Monday, 4 July 2011

On texted vs texed

A correspondent writes to ask about the past tense of the verb to text. He uses texted but is aware that many people say text, as in She text me yesterday. 'Why is this>' he asks. 'Is it something to do with the consonant cluster at the end being difficult to pronounce?'
 
The historical situation is clear in the OED. When text became a verb in English, back in the 16th century, meaning 'write, inscribe', it had the expected regular past tense form, -ed. We find an early use in Much Ado About Nothing, when Claudio says 'Yea, and text underneath, here dwells Benedick the married man'. And we find a past tense in Thomas Dekker's play Whore of Babylon, 'Vows have I writ so deep... So texted them in characters capital...' That's 1607.

Unsurprisingly, then, when text became a verb again in the 1990s, in the modern sense, it followed the normal pattern, and texted is the form given in all the dictionaries. So the interesting question is, why has an alternative form developed. It's very unusual to find a new irregular past tense form in standard English. It does happen, as we see with the preference for shorter broadcast and forecast alongside broadcasted and forecasted, but that was influenced by the basic verb cast, past tense cast. We don't have the same situation with text.

Pronunciation is probably part of the answer. There's nothing intrinsically difficult about the consonant cluster at the end of text, as we don't have a problem with other words in English which have exactly the same consonant cluster in that position in a word, such as next, vexed, faxed, boxed, sexed. Indeed, there is evidence from the history of English that the 'xt' pronunciation is actually easier than some alternatives, as when we see asked change to axed in many regional dialects. But adding an -ed ending alters the pronunciation dynamic. We now have two /t/ sounds in a rapid sequence, as we had in broadcasted, and that could motivate people to drop the ending. Speakers generally prefer shorter forms.

This then means that we have a present tense and past tense which aren't different, but that's nothing unusual in English, as we see with bet, bid, burst put, and others. Indeed, text as a past tense has something going for it: it actually sounds as if there is a past tense -ed form there already. Compare the sound of I fix, mix, fax, sex (meaning 'decide the sex of', as in The vet sexed the kittens), and so on, which in the past tense are fixed, mixed, faxed, sexed. Text sounds like them, and even though there is no verb tex, the pronunciation analogy could still operate. (Also, of course, in colloquial speech, text is often pronounced /teks/ anyway.) So maybe people are beginning to think of text as if it were texed.

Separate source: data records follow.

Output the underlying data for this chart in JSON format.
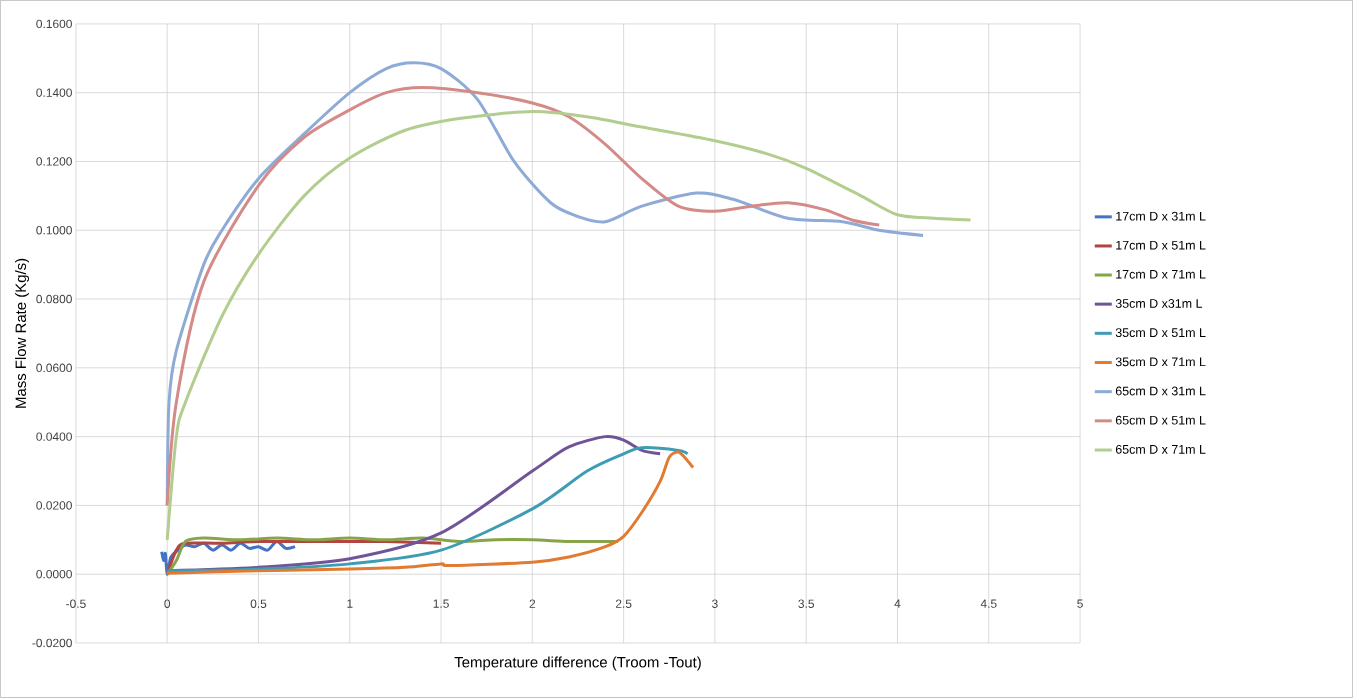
{
  "chart_data": {
    "type": "line",
    "xlabel": "Temperature difference (Troom -Tout)",
    "ylabel": "Mass Flow Rate (Kg/s)",
    "xlim": [
      -0.5,
      5
    ],
    "xticks": [
      -0.5,
      0,
      0.5,
      1,
      1.5,
      2,
      2.5,
      3,
      3.5,
      4,
      4.5,
      5
    ],
    "ylim": [
      -0.02,
      0.16
    ],
    "yticks": [
      {
        "value": -0.02,
        "label": "-0.0200"
      },
      {
        "value": 0,
        "label": "0.0000"
      },
      {
        "value": 0.02,
        "label": "0.0200"
      },
      {
        "value": 0.04,
        "label": "0.0400"
      },
      {
        "value": 0.06,
        "label": "0.0600"
      },
      {
        "value": 0.08,
        "label": "0.0800"
      },
      {
        "value": 0.1,
        "label": "0.1000"
      },
      {
        "value": 0.12,
        "label": "0.1200"
      },
      {
        "value": 0.14,
        "label": "0.1400"
      },
      {
        "value": 0.16,
        "label": "0.1600"
      }
    ],
    "grid": true,
    "legend": "right",
    "marker": "none",
    "line_style": "solid",
    "series": [
      {
        "name": "17cm D x 31m L",
        "color": "#4472c4",
        "x": [
          -0.03,
          -0.02,
          -0.01,
          0,
          0.02,
          0.06,
          0.1,
          0.15,
          0.2,
          0.25,
          0.3,
          0.35,
          0.4,
          0.45,
          0.5,
          0.55,
          0.6,
          0.65,
          0.7
        ],
        "values": [
          0.0065,
          0.004,
          0.006,
          0.0,
          0.005,
          0.007,
          0.0085,
          0.008,
          0.009,
          0.007,
          0.0085,
          0.007,
          0.009,
          0.0075,
          0.008,
          0.007,
          0.0095,
          0.0075,
          0.008
        ]
      },
      {
        "name": "17cm D x 51m L",
        "color": "#b3443f",
        "x": [
          0,
          0.05,
          0.1,
          0.3,
          0.5,
          0.8,
          1,
          1.2,
          1.5
        ],
        "values": [
          0.0,
          0.007,
          0.009,
          0.009,
          0.0095,
          0.0095,
          0.0095,
          0.0095,
          0.009
        ]
      },
      {
        "name": "17cm D x 71m L",
        "color": "#86a44a",
        "x": [
          0,
          0.05,
          0.1,
          0.2,
          0.4,
          0.6,
          0.8,
          1,
          1.2,
          1.4,
          1.6,
          1.8,
          2,
          2.2,
          2.4,
          2.47
        ],
        "values": [
          0.0,
          0.004,
          0.0095,
          0.0105,
          0.01,
          0.0105,
          0.01,
          0.0105,
          0.01,
          0.0105,
          0.0095,
          0.01,
          0.01,
          0.0095,
          0.0095,
          0.0095
        ]
      },
      {
        "name": "35cm D x31m L",
        "color": "#6f5597",
        "x": [
          0,
          0.5,
          1,
          1.5,
          2,
          2.2,
          2.4,
          2.5,
          2.6,
          2.7
        ],
        "values": [
          0.001,
          0.002,
          0.0045,
          0.012,
          0.03,
          0.037,
          0.04,
          0.039,
          0.036,
          0.035
        ]
      },
      {
        "name": "35cm D x 51m L",
        "color": "#3f9cb5",
        "x": [
          0,
          0.5,
          1,
          1.5,
          2,
          2.3,
          2.5,
          2.6,
          2.8,
          2.85
        ],
        "values": [
          0.001,
          0.0015,
          0.003,
          0.007,
          0.019,
          0.03,
          0.035,
          0.0368,
          0.036,
          0.035
        ]
      },
      {
        "name": "35cm D x 71m L",
        "color": "#e07b31",
        "x": [
          0,
          0.5,
          1,
          1.3,
          1.5,
          1.55,
          2,
          2.2,
          2.4,
          2.5,
          2.6,
          2.7,
          2.75,
          2.8,
          2.85,
          2.88
        ],
        "values": [
          0.0003,
          0.001,
          0.0015,
          0.002,
          0.003,
          0.0025,
          0.0035,
          0.005,
          0.008,
          0.011,
          0.018,
          0.027,
          0.034,
          0.0355,
          0.033,
          0.031
        ]
      },
      {
        "name": "65cm D x 31m L",
        "color": "#8eaad6",
        "x": [
          0,
          0.01,
          0.05,
          0.2,
          0.3,
          0.5,
          0.75,
          1,
          1.2,
          1.35,
          1.5,
          1.7,
          1.9,
          2.1,
          2.25,
          2.4,
          2.6,
          2.9,
          3.1,
          3.4,
          3.7,
          3.9,
          4.14
        ],
        "values": [
          0.02,
          0.05,
          0.065,
          0.09,
          0.1,
          0.115,
          0.128,
          0.14,
          0.147,
          0.1487,
          0.147,
          0.138,
          0.12,
          0.108,
          0.104,
          0.1025,
          0.107,
          0.1108,
          0.109,
          0.1035,
          0.1025,
          0.1,
          0.0985
        ]
      },
      {
        "name": "65cm D x 51m L",
        "color": "#d48a87",
        "x": [
          0,
          0.05,
          0.2,
          0.5,
          0.75,
          1,
          1.2,
          1.4,
          1.7,
          2,
          2.2,
          2.4,
          2.6,
          2.8,
          3,
          3.2,
          3.4,
          3.6,
          3.75,
          3.9
        ],
        "values": [
          0.02,
          0.05,
          0.085,
          0.113,
          0.127,
          0.135,
          0.14,
          0.1415,
          0.14,
          0.137,
          0.133,
          0.125,
          0.115,
          0.107,
          0.1055,
          0.107,
          0.108,
          0.106,
          0.103,
          0.1015
        ]
      },
      {
        "name": "65cm D x 71m L",
        "color": "#b3cd8f",
        "x": [
          0,
          0.05,
          0.1,
          0.3,
          0.5,
          0.75,
          1,
          1.3,
          1.6,
          2,
          2.3,
          2.6,
          3,
          3.3,
          3.5,
          3.8,
          4,
          4.2,
          4.4
        ],
        "values": [
          0.01,
          0.04,
          0.05,
          0.075,
          0.093,
          0.11,
          0.121,
          0.129,
          0.1325,
          0.1345,
          0.133,
          0.13,
          0.126,
          0.122,
          0.118,
          0.11,
          0.1045,
          0.1035,
          0.103
        ]
      }
    ]
  }
}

Whatever the reasons, we do now find forms such as texed and tex'd being used with increasing frequency. I think it's only a matter of time before we find it being treated like broadcast in dictionaries, and given two forms.

14 comments:

  1. This is similar to the issue some have for possessives of nouns ending in "s". While I would use "congress's", some use "congress'".

    ReplyDelete
  2. In Nottingham, England, the present tense and plural lose the final consonant too. Almost all young people and many older ones use the present form and plural 'texes' - certainly easier to say than 'texts'. I don't know if this usage is more widespread than this local area.

    ReplyDelete
  3. Slightly off-topic, but I'd like to thank you for your contribution to the excellent 'Ar Lafar' series on S4C last night. With the future of the Welsh channel under threat, the series has served as a reminder that S4C can produce programmes which are just as good or better than its much richer English counterparts.

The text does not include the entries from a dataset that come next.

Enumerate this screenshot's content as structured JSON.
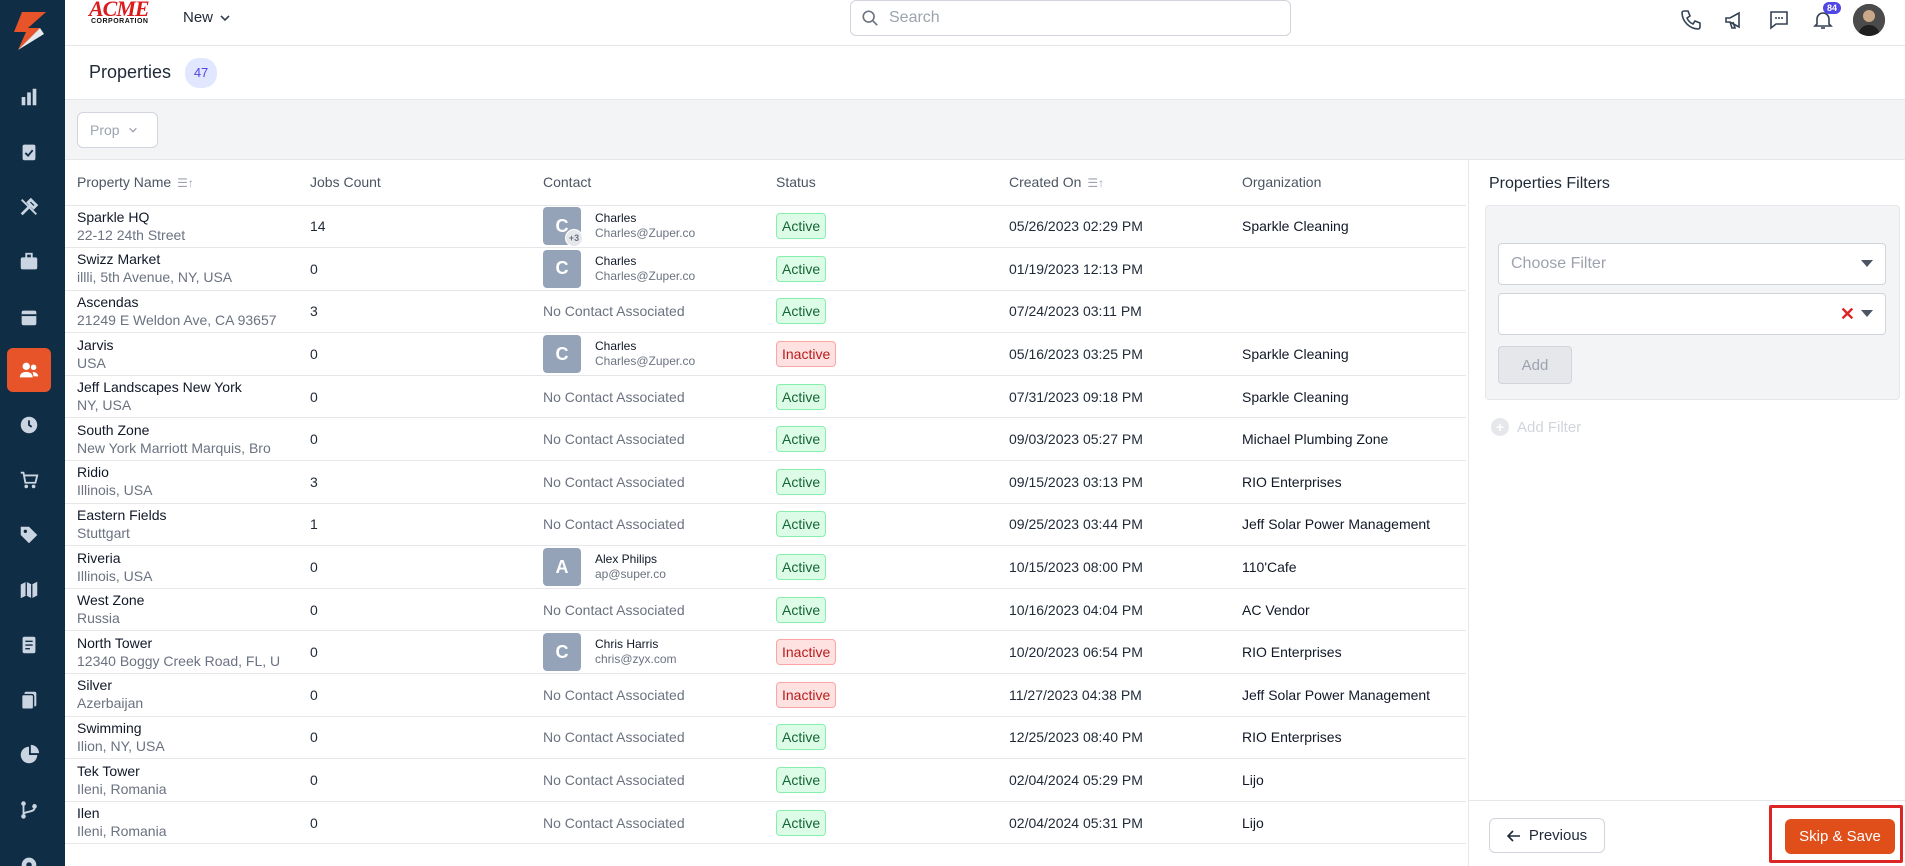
{
  "topbar": {
    "brand_text": "ACME",
    "brand_sub": "CORPORATION",
    "new_label": "New",
    "search_placeholder": "Search",
    "notification_count": "84"
  },
  "page": {
    "title": "Properties",
    "count": "47",
    "prop_filter": "Prop"
  },
  "table": {
    "headers": {
      "property_name": "Property Name",
      "jobs_count": "Jobs Count",
      "contact": "Contact",
      "status": "Status",
      "created_on": "Created On",
      "organization": "Organization"
    },
    "rows": [
      {
        "name": "Sparkle HQ",
        "address": "22-12 24th Street",
        "jobs": "14",
        "contact_initial": "C",
        "contact_extra": "+3",
        "contact_name": "Charles",
        "contact_email": "Charles@Zuper.co",
        "status": "Active",
        "created": "05/26/2023 02:29 PM",
        "org": "Sparkle Cleaning"
      },
      {
        "name": "Swizz Market",
        "address": "illli, 5th Avenue, NY, USA",
        "jobs": "0",
        "contact_initial": "C",
        "contact_name": "Charles",
        "contact_email": "Charles@Zuper.co",
        "status": "Active",
        "created": "01/19/2023 12:13 PM",
        "org": ""
      },
      {
        "name": "Ascendas",
        "address": "21249 E Weldon Ave, CA 93657",
        "jobs": "3",
        "no_contact": "No Contact Associated",
        "status": "Active",
        "created": "07/24/2023 03:11 PM",
        "org": ""
      },
      {
        "name": "Jarvis",
        "address": "USA",
        "jobs": "0",
        "contact_initial": "C",
        "contact_name": "Charles",
        "contact_email": "Charles@Zuper.co",
        "status": "Inactive",
        "created": "05/16/2023 03:25 PM",
        "org": "Sparkle Cleaning"
      },
      {
        "name": "Jeff Landscapes New York",
        "address": "NY, USA",
        "jobs": "0",
        "no_contact": "No Contact Associated",
        "status": "Active",
        "created": "07/31/2023 09:18 PM",
        "org": "Sparkle Cleaning"
      },
      {
        "name": "South Zone",
        "address": "New York Marriott Marquis, Bro",
        "jobs": "0",
        "no_contact": "No Contact Associated",
        "status": "Active",
        "created": "09/03/2023 05:27 PM",
        "org": "Michael Plumbing Zone"
      },
      {
        "name": "Ridio",
        "address": "Illinois, USA",
        "jobs": "3",
        "no_contact": "No Contact Associated",
        "status": "Active",
        "created": "09/15/2023 03:13 PM",
        "org": "RIO Enterprises"
      },
      {
        "name": "Eastern Fields",
        "address": "Stuttgart",
        "jobs": "1",
        "no_contact": "No Contact Associated",
        "status": "Active",
        "created": "09/25/2023 03:44 PM",
        "org": "Jeff Solar Power Management"
      },
      {
        "name": "Riveria",
        "address": "Illinois, USA",
        "jobs": "0",
        "contact_initial": "A",
        "contact_name": "Alex Philips",
        "contact_email": "ap@super.co",
        "status": "Active",
        "created": "10/15/2023 08:00 PM",
        "org": "110'Cafe"
      },
      {
        "name": "West Zone",
        "address": "Russia",
        "jobs": "0",
        "no_contact": "No Contact Associated",
        "status": "Active",
        "created": "10/16/2023 04:04 PM",
        "org": "AC Vendor"
      },
      {
        "name": "North Tower",
        "address": "12340 Boggy Creek Road, FL, U",
        "jobs": "0",
        "contact_initial": "C",
        "contact_name": "Chris Harris",
        "contact_email": "chris@zyx.com",
        "status": "Inactive",
        "created": "10/20/2023 06:54 PM",
        "org": "RIO Enterprises"
      },
      {
        "name": "Silver",
        "address": "Azerbaijan",
        "jobs": "0",
        "no_contact": "No Contact Associated",
        "status": "Inactive",
        "created": "11/27/2023 04:38 PM",
        "org": "Jeff Solar Power Management"
      },
      {
        "name": "Swimming",
        "address": "Ilion, NY, USA",
        "jobs": "0",
        "no_contact": "No Contact Associated",
        "status": "Active",
        "created": "12/25/2023 08:40 PM",
        "org": "RIO Enterprises"
      },
      {
        "name": "Tek Tower",
        "address": "Ileni, Romania",
        "jobs": "0",
        "no_contact": "No Contact Associated",
        "status": "Active",
        "created": "02/04/2024 05:29 PM",
        "org": "Lijo"
      },
      {
        "name": "Ilen",
        "address": "Ileni, Romania",
        "jobs": "0",
        "no_contact": "No Contact Associated",
        "status": "Active",
        "created": "02/04/2024 05:31 PM",
        "org": "Lijo"
      }
    ]
  },
  "filters_panel": {
    "title": "Properties Filters",
    "choose_placeholder": "Choose Filter",
    "add_label": "Add",
    "add_filter_label": "Add Filter",
    "previous_label": "Previous",
    "skip_save_label": "Skip & Save"
  },
  "colors": {
    "sidebar": "#0f2d45",
    "accent": "#e8542a",
    "active_status": "#166534",
    "inactive_status": "#b91c1c"
  },
  "sidebar_icons": [
    "dashboard-icon",
    "jobs-icon",
    "tools-icon",
    "briefcase-icon",
    "calendar-icon",
    "properties-icon",
    "clock-icon",
    "cart-icon",
    "tag-icon",
    "map-icon",
    "invoice-icon",
    "documents-icon",
    "reports-icon",
    "workflow-icon",
    "settings-icon"
  ]
}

    On the subject of texting in Welsh, I have observed the same phenomenon in Switzerland where I lived for quite a few years. Although the Swiss German dialects are rarely used in writing, texting in Swiss German has become enormously popular.

    ReplyDelete
  4. Many thanks. Yes, it's been an excellent series.

    ReplyDelete
  5. There's something about this issue in this blogpost and its comments.

    ReplyDelete
  6. there's always the declention tex, tax, tux.
    forgive me, I couldn't resist.

    ReplyDelete
  7. Interesting stuff. Like Sarah says above, it seems to be appearing in other forms in some parts, and I've come across a singular "tex" and past tense "texed" while marking A level English papers this summer.

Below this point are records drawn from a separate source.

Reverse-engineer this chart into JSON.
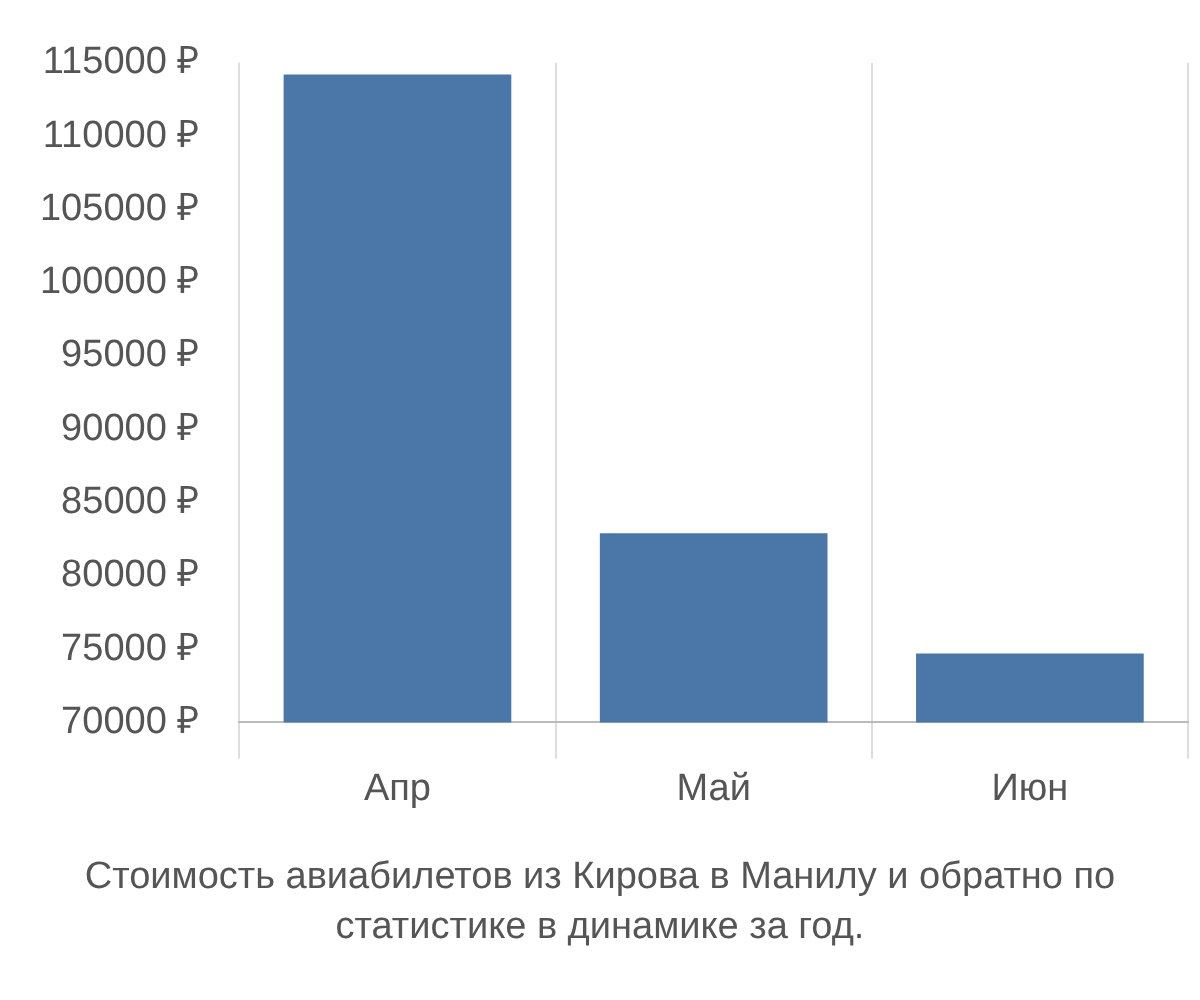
{
  "chart_data": {
    "type": "bar",
    "categories": [
      "Апр",
      "Май",
      "Июн"
    ],
    "values": [
      114200,
      82900,
      74700
    ],
    "color": "#4a76a8",
    "ylim": [
      70000,
      115000
    ],
    "yticks": [
      {
        "value": 70000,
        "label": "70000 ₽"
      },
      {
        "value": 75000,
        "label": "75000 ₽"
      },
      {
        "value": 80000,
        "label": "80000 ₽"
      },
      {
        "value": 85000,
        "label": "85000 ₽"
      },
      {
        "value": 90000,
        "label": "90000 ₽"
      },
      {
        "value": 95000,
        "label": "95000 ₽"
      },
      {
        "value": 100000,
        "label": "100000 ₽"
      },
      {
        "value": 105000,
        "label": "105000 ₽"
      },
      {
        "value": 110000,
        "label": "110000 ₽"
      },
      {
        "value": 115000,
        "label": "115000 ₽"
      }
    ],
    "grid": "x",
    "legend": false,
    "annotations": [
      "Стоимость авиабилетов из Кирова в Манилу и обратно по статистике в динамике за год."
    ]
  }
}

    Then again, if I took everything in exam papers as a valid form of English, I'd be writing seperate, authour, writter and recieved in everything what i writ.

    ReplyDelete
  8. I like it, myself. "Tex" would be different from "text", then - the action of sending short messages different from a coherent chunk of communication.

    Isn't eliminating ambiguity supposedly a good thing?

    ReplyDelete
  9. I've been thinking about this use of "texted" when one of my Co workers said tex-ted. But each time I use the former, I pronounce it "texed" I think tex-ted is ugly as far as sound is concerned. I prefer to use either texed or tex'd

    ReplyDelete
  10. Texed is just incorrect.

    Just lime the past tense of test is tested, the past tense of text is texted.

    ReplyDelete
  11. Texed is just incorrect.

    Just like the past tense of test is tested, the past tense of text is texted.

    ReplyDelete
  12. If only English were so simple!